Stakeholders and Impact
Nandurbar, a tribal-majority district in northern Maharashtra, stands to be among the primary beneficiaries. The district is drought-prone and heavily dependent on Narmada waters for agriculture. Farmers across the broader North Maharashtra belt — spanning districts bordering both Gujarat and Madhya Pradesh — have waited years for reliable access to the river's irrigation potential.
An additional 10 TMC of water, if released and distributed through functional canal infrastructure, could expand the irrigated area available for both kharif and rabi cropping cycles, reducing dependence on erratic rainfall in one of the state's most agriculturally vulnerable regions. The announcement is expected to have direct political resonance in constituencies across Nandurbar and neighbouring districts.
What's Next
The key near-term question is implementation: the Narmada Control Authority, the inter-state body that governs water releases and accounting from the Sardar Sarovar system, will need to formalise release schedules and measurement protocols for Maharashtra's additional 10 TMC draw. Canal infrastructure linking the river system to North Maharashtra's agricultural land will also need to be assessed for readiness ahead of the 2026-27 rabi season.

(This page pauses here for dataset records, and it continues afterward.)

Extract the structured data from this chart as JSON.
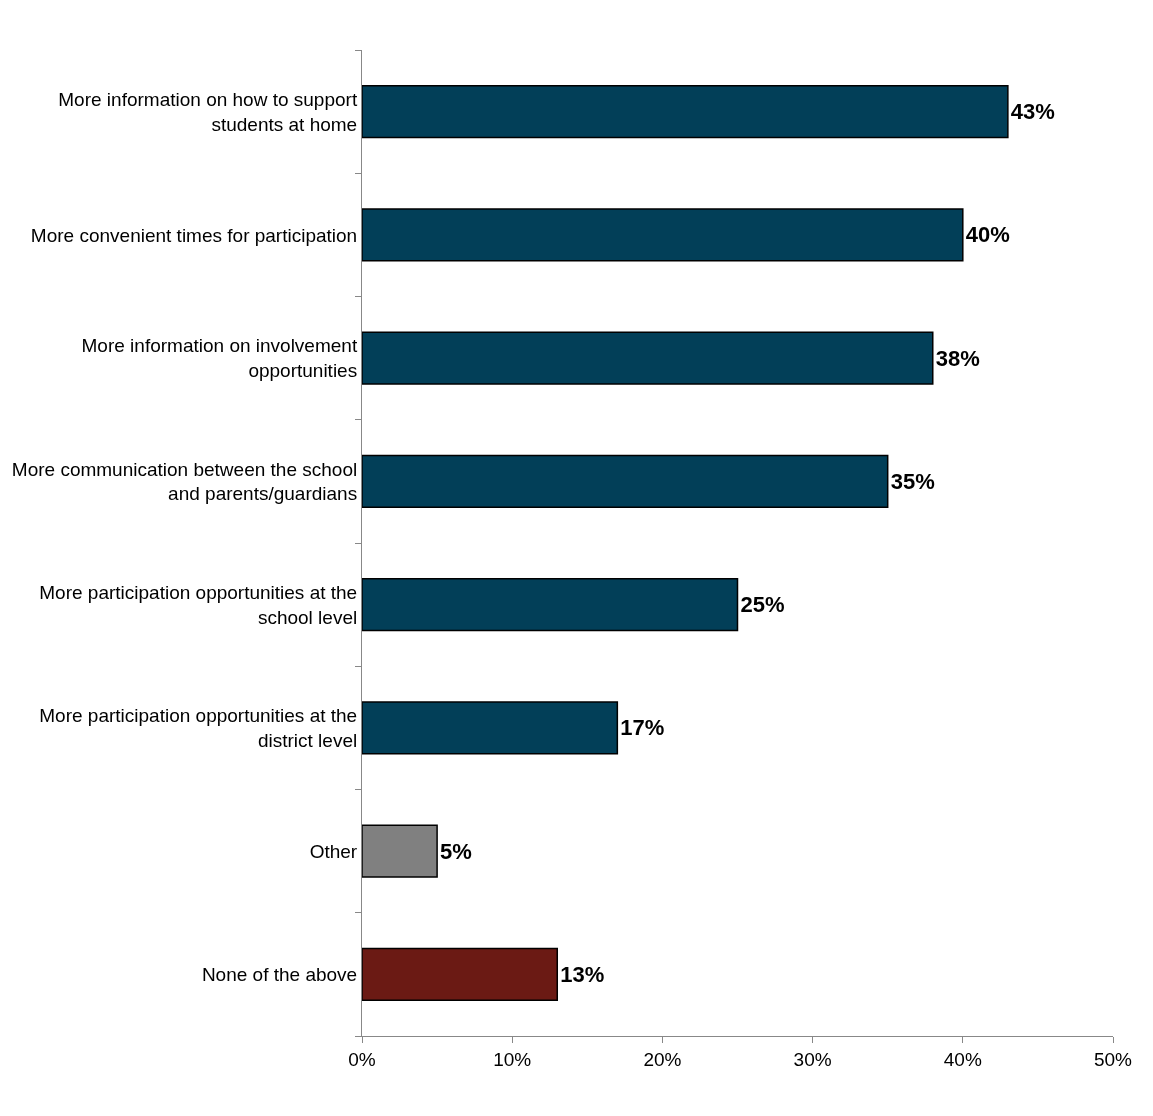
{
  "chart_data": {
    "type": "bar",
    "orientation": "horizontal",
    "categories": [
      "More information on how to support students at home",
      "More convenient times for participation",
      "More information on involvement opportunities",
      "More communication between the school and parents/guardians",
      "More participation opportunities at the school level",
      "More participation opportunities at the district level",
      "Other",
      "None of the above"
    ],
    "values": [
      43,
      40,
      38,
      35,
      25,
      17,
      5,
      13
    ],
    "colors": [
      "#023f58",
      "#023f58",
      "#023f58",
      "#023f58",
      "#023f58",
      "#023f58",
      "#808080",
      "#6b1a14"
    ],
    "value_labels": [
      "43%",
      "40%",
      "38%",
      "35%",
      "25%",
      "17%",
      "5%",
      "13%"
    ],
    "xlim": [
      0,
      50
    ],
    "xticks": [
      {
        "value": 0,
        "label": "0%"
      },
      {
        "value": 10,
        "label": "10%"
      },
      {
        "value": 20,
        "label": "20%"
      },
      {
        "value": 30,
        "label": "30%"
      },
      {
        "value": 40,
        "label": "40%"
      },
      {
        "value": 50,
        "label": "50%"
      }
    ],
    "legend": false
  }
}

State irrigation officials and district administrations in Nandurbar and adjoining areas are likely to be tasked with preparing distribution plans. The resolution, if translated into water on the ground before the next sowing season, would mark a tangible shift for farming communities that have long been promised — but rarely delivered — the full benefit of India's most ambitious inter-state river project.